Case study: Checkout redesign¶

Retailer testing two checkout variants against control to lift conversion from a 4.2% baseline.

Setup - 80k daily visitors, 50% share into test, 3 variants (34/33/33), alpha = 0.05, power = 0.80, two-sided, relative MDE = 10%.

Sizing (from POST /api/v1/calculate).

Metric	Value
Per-variant sample	45,429 users
Total sample	136,287 users
Required duration	4 days
Bonferroni adjustment	2 treatment-vs-control comparisons, adjusted alpha 0.025

Design guidance (from POST /api/v1/design). - Primary risk: More than two variants trigger a Bonferroni alpha correction. This is conservative and may overstate the required sample size. - Key recommendation: Validate tracking and assignment before exposing live traffic. - Guardrail to monitor: Payment error rate

Interim check. An early snapshot came in after 1.2 test-days, 48,000 visitors, and 3,812 conversions (35.2% of the planned per-variant sample): - P(variant A > control) = 93.4% - P(variant B > control) = 99.8% Variant A is still ambiguous; variant B is the only treatment with a decisive early signal.

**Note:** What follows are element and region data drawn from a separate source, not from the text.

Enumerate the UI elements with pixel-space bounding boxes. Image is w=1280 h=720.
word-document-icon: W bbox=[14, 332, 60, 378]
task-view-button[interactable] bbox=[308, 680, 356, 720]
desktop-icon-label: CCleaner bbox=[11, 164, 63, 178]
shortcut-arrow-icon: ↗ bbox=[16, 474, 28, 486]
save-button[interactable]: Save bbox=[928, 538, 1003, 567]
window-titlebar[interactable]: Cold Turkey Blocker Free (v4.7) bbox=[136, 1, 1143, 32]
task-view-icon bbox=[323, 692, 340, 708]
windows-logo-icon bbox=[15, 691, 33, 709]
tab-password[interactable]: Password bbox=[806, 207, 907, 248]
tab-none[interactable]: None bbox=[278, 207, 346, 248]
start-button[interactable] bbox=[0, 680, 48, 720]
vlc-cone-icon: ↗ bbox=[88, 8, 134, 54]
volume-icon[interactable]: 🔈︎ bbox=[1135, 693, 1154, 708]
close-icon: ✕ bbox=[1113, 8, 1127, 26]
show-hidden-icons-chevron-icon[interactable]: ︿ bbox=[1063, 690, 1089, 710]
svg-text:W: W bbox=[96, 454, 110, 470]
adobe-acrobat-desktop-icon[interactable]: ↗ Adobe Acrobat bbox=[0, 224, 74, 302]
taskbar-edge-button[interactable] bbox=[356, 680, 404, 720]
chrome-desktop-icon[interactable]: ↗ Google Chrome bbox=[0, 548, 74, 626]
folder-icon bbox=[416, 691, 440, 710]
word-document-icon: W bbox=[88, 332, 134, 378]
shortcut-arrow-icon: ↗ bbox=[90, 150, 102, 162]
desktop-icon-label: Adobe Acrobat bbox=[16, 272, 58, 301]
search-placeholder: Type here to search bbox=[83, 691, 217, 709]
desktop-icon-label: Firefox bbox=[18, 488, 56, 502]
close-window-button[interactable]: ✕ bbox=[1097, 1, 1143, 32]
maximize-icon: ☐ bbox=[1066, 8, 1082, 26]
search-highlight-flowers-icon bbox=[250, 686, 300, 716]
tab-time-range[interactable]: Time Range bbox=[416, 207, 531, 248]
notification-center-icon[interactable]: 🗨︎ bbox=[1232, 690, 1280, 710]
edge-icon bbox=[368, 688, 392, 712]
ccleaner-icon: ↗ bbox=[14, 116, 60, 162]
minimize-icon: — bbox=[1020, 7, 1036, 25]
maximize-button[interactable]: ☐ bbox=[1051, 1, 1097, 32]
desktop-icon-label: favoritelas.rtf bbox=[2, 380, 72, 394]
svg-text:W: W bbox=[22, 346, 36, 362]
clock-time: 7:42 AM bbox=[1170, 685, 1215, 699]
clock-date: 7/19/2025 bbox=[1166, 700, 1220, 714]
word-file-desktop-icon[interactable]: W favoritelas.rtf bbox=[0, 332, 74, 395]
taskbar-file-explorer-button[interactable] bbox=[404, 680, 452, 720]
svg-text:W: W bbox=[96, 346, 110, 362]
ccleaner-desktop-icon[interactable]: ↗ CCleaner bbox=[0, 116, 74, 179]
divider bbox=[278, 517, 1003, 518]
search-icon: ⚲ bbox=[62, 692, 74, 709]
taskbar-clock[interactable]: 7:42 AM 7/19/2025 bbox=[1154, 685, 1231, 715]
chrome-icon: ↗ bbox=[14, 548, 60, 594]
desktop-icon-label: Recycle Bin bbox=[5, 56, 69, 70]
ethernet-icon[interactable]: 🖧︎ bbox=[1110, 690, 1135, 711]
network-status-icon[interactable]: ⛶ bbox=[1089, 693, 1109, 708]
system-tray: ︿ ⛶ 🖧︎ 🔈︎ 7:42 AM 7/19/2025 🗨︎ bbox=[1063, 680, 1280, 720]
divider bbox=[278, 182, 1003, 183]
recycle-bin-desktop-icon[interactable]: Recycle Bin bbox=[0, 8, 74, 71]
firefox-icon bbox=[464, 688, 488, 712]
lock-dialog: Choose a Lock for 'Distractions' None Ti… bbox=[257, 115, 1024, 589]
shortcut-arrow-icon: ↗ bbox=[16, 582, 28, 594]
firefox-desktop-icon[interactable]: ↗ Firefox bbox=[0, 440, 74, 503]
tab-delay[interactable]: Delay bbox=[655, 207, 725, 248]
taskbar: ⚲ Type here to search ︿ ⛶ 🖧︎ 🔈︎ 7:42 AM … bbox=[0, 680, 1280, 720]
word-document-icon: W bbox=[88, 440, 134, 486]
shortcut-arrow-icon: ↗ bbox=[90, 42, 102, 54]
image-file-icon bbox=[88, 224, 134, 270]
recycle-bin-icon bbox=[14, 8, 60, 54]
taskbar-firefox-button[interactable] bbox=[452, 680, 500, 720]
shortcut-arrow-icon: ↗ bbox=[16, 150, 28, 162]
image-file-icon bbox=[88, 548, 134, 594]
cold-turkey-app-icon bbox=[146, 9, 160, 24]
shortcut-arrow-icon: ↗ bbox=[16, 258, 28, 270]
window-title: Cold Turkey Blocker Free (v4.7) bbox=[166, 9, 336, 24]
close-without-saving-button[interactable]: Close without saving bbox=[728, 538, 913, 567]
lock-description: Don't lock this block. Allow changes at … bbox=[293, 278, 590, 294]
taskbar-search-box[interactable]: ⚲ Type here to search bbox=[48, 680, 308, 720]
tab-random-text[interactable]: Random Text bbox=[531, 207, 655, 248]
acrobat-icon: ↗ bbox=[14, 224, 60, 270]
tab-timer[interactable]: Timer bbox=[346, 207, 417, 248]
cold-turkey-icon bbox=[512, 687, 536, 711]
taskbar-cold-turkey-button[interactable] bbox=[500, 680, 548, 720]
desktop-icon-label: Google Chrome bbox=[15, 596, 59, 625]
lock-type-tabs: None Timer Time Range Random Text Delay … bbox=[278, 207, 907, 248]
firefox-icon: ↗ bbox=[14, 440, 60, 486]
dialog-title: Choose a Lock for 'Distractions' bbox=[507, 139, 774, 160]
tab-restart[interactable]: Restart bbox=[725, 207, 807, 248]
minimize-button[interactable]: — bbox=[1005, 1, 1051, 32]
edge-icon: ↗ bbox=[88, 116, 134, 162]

Decision. Stop spending exposure on variant A, keep variant B against control until the planned read is complete, and ship B only if payment error rate and refund value stay in range. The value here is that sizing, multivariant correction, design risks, and the Bayesian interim view all come from the same backend run.

Full inputs and outputs: docs/case-studies/checkout-redesign.json. Rerun with python scripts/generate_case_study_numbers.py.